Medscape has surveyed more than 2,600 physicians and 134 medical students since last November on the subject, finding stark differences in opinions of the oath based on age. For example, 70 percent of physicians ages 65 and older said the Hippocratic Oath was very meaningful to them, compared to 39 percent of physicians under age 34. And 64 percent of physicians ages 65 and older reported they recited the Hippocratic Oath in its original form, compared to 39 percent of physicians under age 34.

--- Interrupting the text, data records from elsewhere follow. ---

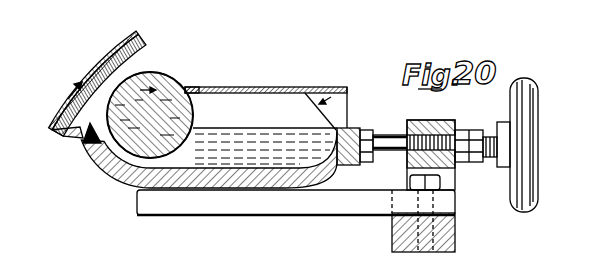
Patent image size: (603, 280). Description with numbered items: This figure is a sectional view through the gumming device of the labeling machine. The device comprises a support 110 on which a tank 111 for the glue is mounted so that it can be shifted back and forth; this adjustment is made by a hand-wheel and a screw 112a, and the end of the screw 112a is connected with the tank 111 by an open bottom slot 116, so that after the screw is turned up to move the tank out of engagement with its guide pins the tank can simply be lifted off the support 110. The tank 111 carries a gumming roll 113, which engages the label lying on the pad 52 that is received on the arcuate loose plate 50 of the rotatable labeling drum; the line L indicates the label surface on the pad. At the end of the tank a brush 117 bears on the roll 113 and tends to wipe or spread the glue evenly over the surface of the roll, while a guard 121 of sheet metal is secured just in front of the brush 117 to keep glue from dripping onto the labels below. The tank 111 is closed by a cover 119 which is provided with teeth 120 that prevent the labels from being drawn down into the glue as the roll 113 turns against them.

The loose plate 50 is at (108, 64).
The pad 52 is at (139, 38).
The outer layer line L is at (143, 37).
The brush 117 is at (78, 130).
The guard 121 is at (84, 150).
The gumming roll 113 is at (168, 77).
The cover 119 is at (293, 87).
The teeth 120 is at (187, 86).
The support 110 is at (268, 171).
The tank 111 is at (349, 127).
The open bottom slot 116 is at (378, 157).
The screw 112a is at (493, 126).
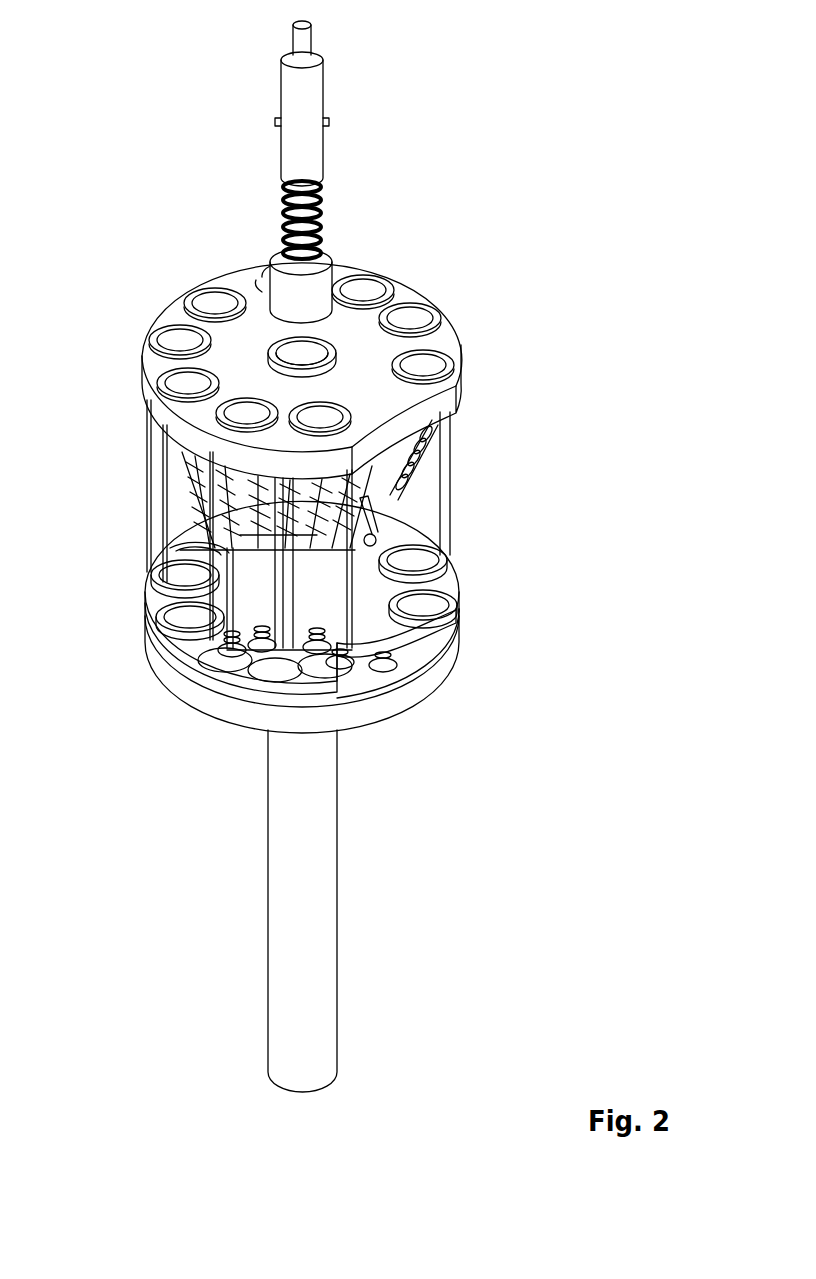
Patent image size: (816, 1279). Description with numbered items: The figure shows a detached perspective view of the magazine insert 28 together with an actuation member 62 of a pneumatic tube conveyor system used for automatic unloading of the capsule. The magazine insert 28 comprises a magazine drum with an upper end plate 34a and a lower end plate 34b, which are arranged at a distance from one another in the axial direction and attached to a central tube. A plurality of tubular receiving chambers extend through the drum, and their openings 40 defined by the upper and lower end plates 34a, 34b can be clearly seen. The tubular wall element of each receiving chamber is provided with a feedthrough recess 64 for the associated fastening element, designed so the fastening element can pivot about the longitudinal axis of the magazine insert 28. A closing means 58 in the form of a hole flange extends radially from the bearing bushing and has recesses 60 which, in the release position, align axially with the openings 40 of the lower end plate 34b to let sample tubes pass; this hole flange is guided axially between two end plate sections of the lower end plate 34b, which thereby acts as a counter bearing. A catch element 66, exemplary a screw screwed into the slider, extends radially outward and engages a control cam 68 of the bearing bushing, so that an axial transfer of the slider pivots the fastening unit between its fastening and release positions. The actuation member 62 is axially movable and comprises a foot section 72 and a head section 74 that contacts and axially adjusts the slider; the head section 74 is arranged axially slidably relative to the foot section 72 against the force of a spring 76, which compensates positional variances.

However, the poll indicates roughly similar proportions of physicians and medical students are still taking some form of oath. Only slightly more medical students reported taking no oath at all (19 percent) compared to physicians ages 65 and older (17 percent) and physicians 34 and younger (14 percent). Instead, younger physicians and medical students appear to be more split among alternative pledges. Medical students and millennial physicians under age 34 are much more likely to recite an oath written by medical school faculty (19 percent and 17 percent, respectively) than their older counterparts over age 65 (4 percent). Similarly, the Declaration of Geneva — a modern revision of the Hippocratic Oath adopted by the General Assembly of the World Medical Association after World War II — and the oath by Louis Lasagna, MD, a clinically renowned pharmacology expert who penned his own revision in 1964, have started to gain momentum among younger physicians and medical students, according to the poll.

Younger physicians may have less faith in the Hippocratic Oath, which has a patient focus, because they feel it no longer holds in today's healthcare environment in which many needs compete for their attention. According to the poll, only 12 percent of physicians under age 34 said they were always able to put patients first, compared to 40 percent of physicians age 65 and older. Many younger physicians also indicated they felt the oath's patient focus added to burnout. Forty-seven percent of physicians ages 34 and under felt the oath contributes to burnout compared to 27 percent of those over age 65, according to the report.